Obvurt – Triumph Beyond Adversity
Release Date: 2nd December 2022
Label: Unique Leader Records
Bandcamp
Genre: Brutal Technical Death Metal
FFO: Hate Eternal, Immolation, Morbid Angel, Defeated Sanity.
Review By: Rick Farley
Obvurt, an amalgamation of the words obvert (to oppose) and hurt (to wound), was created in 2020 as a side solo project by Philippe Drouin. In 2016, he was involved in a car accident that left him with little use of his picking hand. Unable to play guitar due to his severe injury. Rather than quitting, he carried on, and reminded us of strong human perseverance and unbreakable spirit by completely relearning how to play left-handed. It was a three-year undertaking, estimated at seven thousand hours of practice under the tutelage of famously ambidextrous shredder, guitar tutor Michael Angelo Batio. Now 2022 bring us the band’s debut LP Triumph Beyond Adversity being unleashed on Unique Leader Records. After the well-received EP, The Beginning, which was a concept EP based on Drouin’s accident and inspirational recovery story, this will be the Quebec based death metal trio’s first full length record with Drouin as a leftie.

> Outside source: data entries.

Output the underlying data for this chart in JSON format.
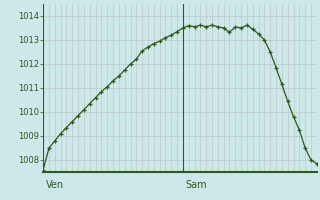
{
  "background_color": "#cce8e8",
  "line_color": "#2d5a1b",
  "marker_color": "#2d5a1b",
  "grid_color_v": "#c0c8c8",
  "grid_color_h": "#c0c8c8",
  "axis_color": "#2d5a1b",
  "tick_label_color": "#2d5a1b",
  "ylim": [
    1007.5,
    1014.5
  ],
  "yticks": [
    1008,
    1009,
    1010,
    1011,
    1012,
    1013,
    1014
  ],
  "x_values": [
    0,
    1,
    2,
    3,
    4,
    5,
    6,
    7,
    8,
    9,
    10,
    11,
    12,
    13,
    14,
    15,
    16,
    17,
    18,
    19,
    20,
    21,
    22,
    23,
    24,
    25,
    26,
    27,
    28,
    29,
    30,
    31,
    32,
    33,
    34,
    35,
    36,
    37,
    38,
    39,
    40,
    41,
    42,
    43,
    44,
    45,
    46,
    47
  ],
  "y_values": [
    1007.6,
    1008.5,
    1008.8,
    1009.1,
    1009.35,
    1009.6,
    1009.85,
    1010.1,
    1010.35,
    1010.6,
    1010.85,
    1011.05,
    1011.3,
    1011.5,
    1011.75,
    1012.0,
    1012.2,
    1012.55,
    1012.7,
    1012.85,
    1012.95,
    1013.1,
    1013.2,
    1013.35,
    1013.5,
    1013.6,
    1013.55,
    1013.62,
    1013.55,
    1013.62,
    1013.55,
    1013.5,
    1013.32,
    1013.55,
    1013.5,
    1013.62,
    1013.45,
    1013.25,
    1013.0,
    1012.5,
    1011.85,
    1011.15,
    1010.45,
    1009.8,
    1009.25,
    1008.5,
    1008.0,
    1007.85
  ],
  "xlim": [
    0,
    47
  ],
  "num_vertical_grid_lines": 47,
  "day_ticks": [
    {
      "label": "Ven",
      "x": 0
    },
    {
      "label": "Sam",
      "x": 24
    }
  ]
}
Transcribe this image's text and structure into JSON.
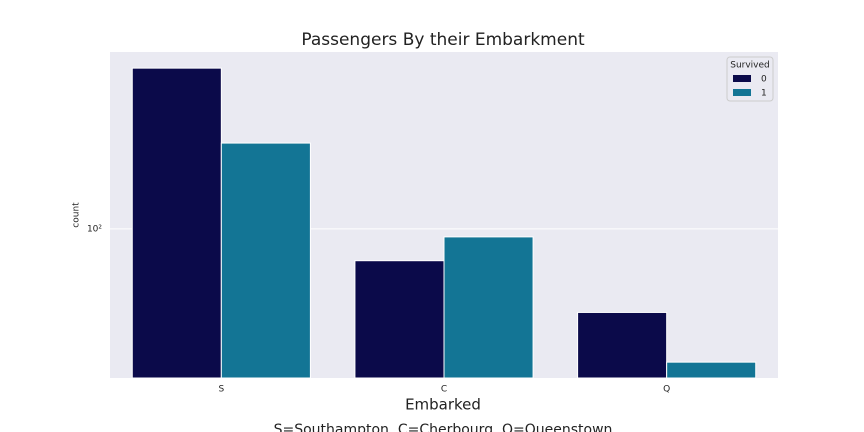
{
  "chart_data": {
    "type": "bar",
    "title": "Passengers By their Embarkment",
    "x_label": "Embarked",
    "y_label": "count",
    "subtitle": "S=Southampton, C=Cherbourg, Q=Queenstown",
    "categories": [
      "S",
      "C",
      "Q"
    ],
    "legend_title": "Survived",
    "legend_position": "upper right",
    "series": [
      {
        "name": "0",
        "color": "#0b0a4a",
        "values": [
          427,
          75,
          47
        ]
      },
      {
        "name": "1",
        "color": "#137595",
        "values": [
          217,
          93,
          30
        ]
      }
    ],
    "log_scale": true,
    "ylim": [
      26,
      494
    ],
    "yticks": [
      {
        "value": 100,
        "label": "10²"
      }
    ],
    "grid": true
  }
}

On paper, Triumph Beyond Adversity is labelled as technical death metal. A label that I believe unfairly pigeonholes the band as one dimensional. The album is jam packed with mind-numbing technical brutality. Gnarly gutturals from hell, twisting riffs, frantic pacing, virtuosic solos, and insane mind-blowing drums. Mammoth sounding bass leads, unusual chord progressions and phrasing, all within the confines of incredible musicianship. However, it’s the songs themselves that sets Obvurt apart. Each one individually, are well written, all with memorable grooves locked in, creative progressive elements, and tons of melody scattered throughout the extremely ruthless atmosphere. Aggressive technical death metal that shows a little heart right before it rips yours out.
I do have a few gripes I need to address, though. The first being, the instrumental opening track with spoken words, does not fit with the rest of the album and would have been better off without it. It seems very out of place and unnecessary. Secondly, minus the instrumental, the album is only thirty-two minutes and feels noticeably short. Lastly, while the vocals do fit the music, by the second half of the record they get a bit monotonous. That’s not to say I don’t think they’re good, because I do, however everything else is so top-notch, I wish the gutturals had a little bit more personality.
That being said, savage songs like One Last Thing with it’s churning basslines, twisted sharp riffs and lead guitar melodies just pummel the living daylights out of you, making sure you’ll remember its skilful brutality. Some Death guitar vibes in certain parts mixed with hints of Gojira type melodies adds some uniqueness to the vicious song. Heavy as fuck, Versus is a straight stank faced riff that shifts into swirling guitars and blasting drums, while Second Chance is a huge dose of brutal death metal just set to kill. Destroying double bass and Immolation inspired riffs punish without mercy. Halfway from Theory is a powerful maelstrom of shifting riffs and drum tempos that showcases the bands technicality within the strength of the song writing.
Triumph Beyond Adversity is a record that will benefit from repeated listens as it’s fairly layered in the sense that it seems to reveal more of itself each time. Sonically it sounds incredible, it’s thick without being clouded. It’s crisp and absolutely sounds crushing. Worth checking out.